An Australian National University survey of South East Asian countries found that 49 percent of respondents in Malaysia were “very worried” they might fall ill or die. Some 41 percent were “very worried” the pandemic would affect their financial situation and their children’s education.
With the economy stagnating and expected to grow by only 3-4 percent this year, UMNO seized on the mounting political crisis to pull the plug on the coalition government. Muhyiddin was forced to step down after key UMNO figures left the ruling coalition. The installation of Ismail Sabri Yaakob, a longstanding UMNO member and defence minister in the previous government, effectively puts UMNO back in power.

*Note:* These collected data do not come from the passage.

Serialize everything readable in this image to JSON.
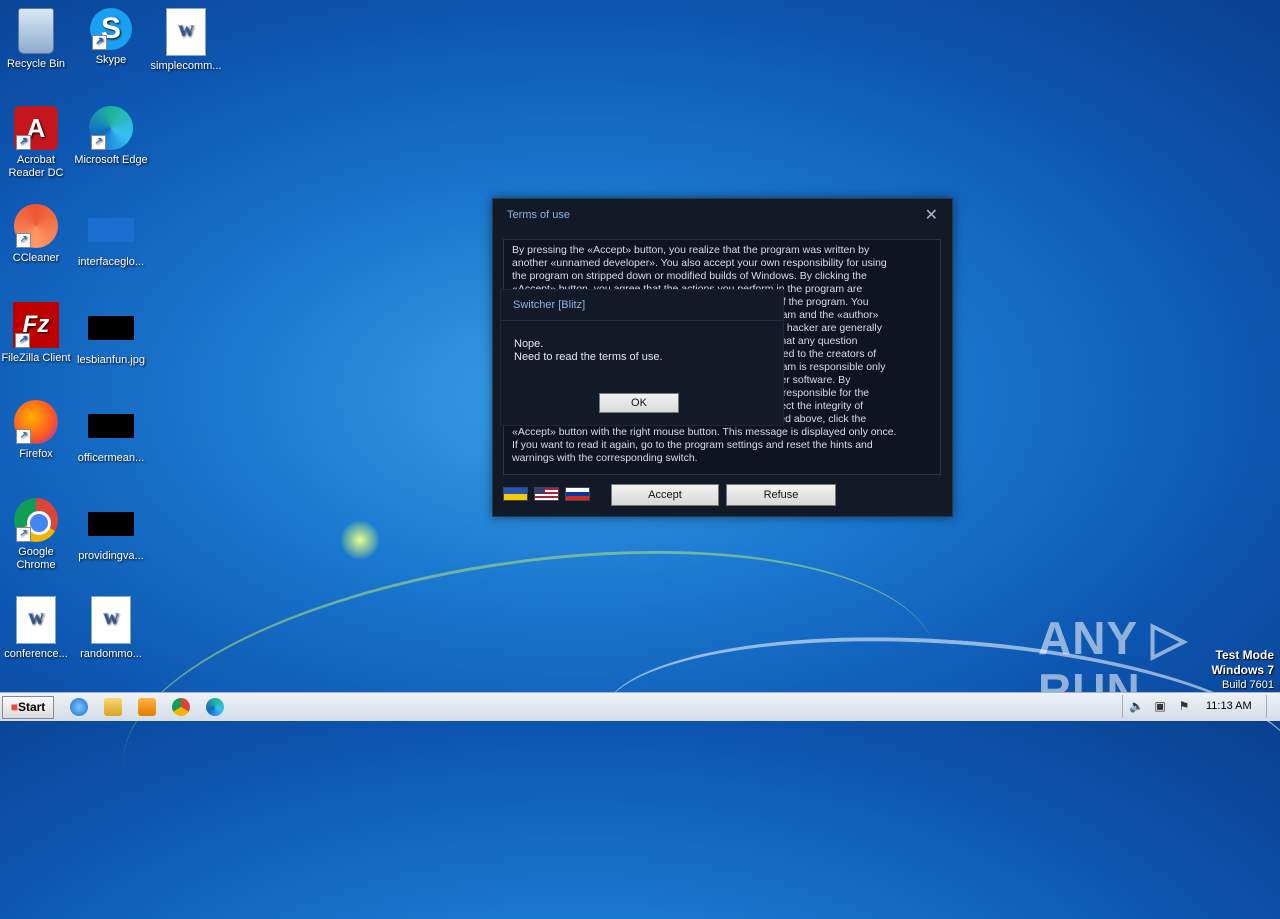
{
  "desktop": {
    "icons": [
      {
        "label": "Recycle Bin"
      },
      {
        "label": "Skype"
      },
      {
        "label": "simplecomm..."
      },
      {
        "label": "Acrobat Reader DC"
      },
      {
        "label": "Microsoft Edge"
      },
      {
        "label": "CCleaner"
      },
      {
        "label": "interfaceglo..."
      },
      {
        "label": "FileZilla Client"
      },
      {
        "label": "lesbianfun.jpg"
      },
      {
        "label": "Firefox"
      },
      {
        "label": "officermean..."
      },
      {
        "label": "Google Chrome"
      },
      {
        "label": "providingva..."
      },
      {
        "label": "conference..."
      },
      {
        "label": "randommo..."
      }
    ]
  },
  "dialog": {
    "title": "Terms of use",
    "close_glyph": "✕",
    "terms": "By pressing the «Accept» button, you realize that the program was written by\nanother «unnamed developer». You also accept your own responsibility for using\nthe program on stripped down or modified builds of Windows. By clicking the\n«Accept» button, you agree that the actions you perform in the program are\n                                                                                    ose of the program. You\n                                                                                    orogram and the «author»\n                                                                                    or the hacker are generally\n                                                                                    and that any question\n                                                                                    directed to the creators of\n                                                                                    orogram is responsible only\n                                                                                    n other software. By\n                                                                                    s not responsible for the\n                                                                                    at affect the integrity of\n                                                                                    scribed above, click the\n«Accept» button with the right mouse button. This message is displayed only once.\nIf you want to read it again, go to the program settings and reset the hints and\nwarnings with the corresponding switch.",
    "accept_label": "Accept",
    "refuse_label": "Refuse"
  },
  "subdialog": {
    "title": "Switcher [Blitz]",
    "message_line1": "Nope.",
    "message_line2": "Need to read the terms of use.",
    "ok_label": "OK"
  },
  "watermark": {
    "brand": "ANY ▷ RUN",
    "test_mode": "Test Mode",
    "os": "Windows 7",
    "build": "Build 7601"
  },
  "taskbar": {
    "start_label": "Start",
    "clock": "11:13 AM"
  }
}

Bridget Welsh, a South East Asia expert with Malaysia’s Nottingham University, told the Australian Broadcasting Corporation (ABC): “Malaysia has a new PM, with essentially the old politics and players. It’s back to the past: UMNO is now in PM seat, returning to power through elite bargains despite being booted out for corruption in 2018.”
Ismail is a particularly zealous proponent of UMNO’s racialist politics of favouring ethnic Malays, who constitute about 60 percent of the country’s population, over its large ethnic Chinese and Indian minorities. In 2019, while UMNO was in opposition, he reportedly called on the Muslim Malays to wage a “jihad” against the ruling coalition and accused it of being anti-Islam.
Ismail’s record of ethnic Malay chauvinism is a warning that the new government will resort to the stock-in-trade of UMNO politicians—divisive racialism and police-state methods—to deal with the widespread popular opposition that will inevitably develop.
His government is reliant on a disparate coalition for its slim parliamentary majority and will be seen by much of the population as simply a continuation of the previous Muhyiddin administration that failed to control the pandemic.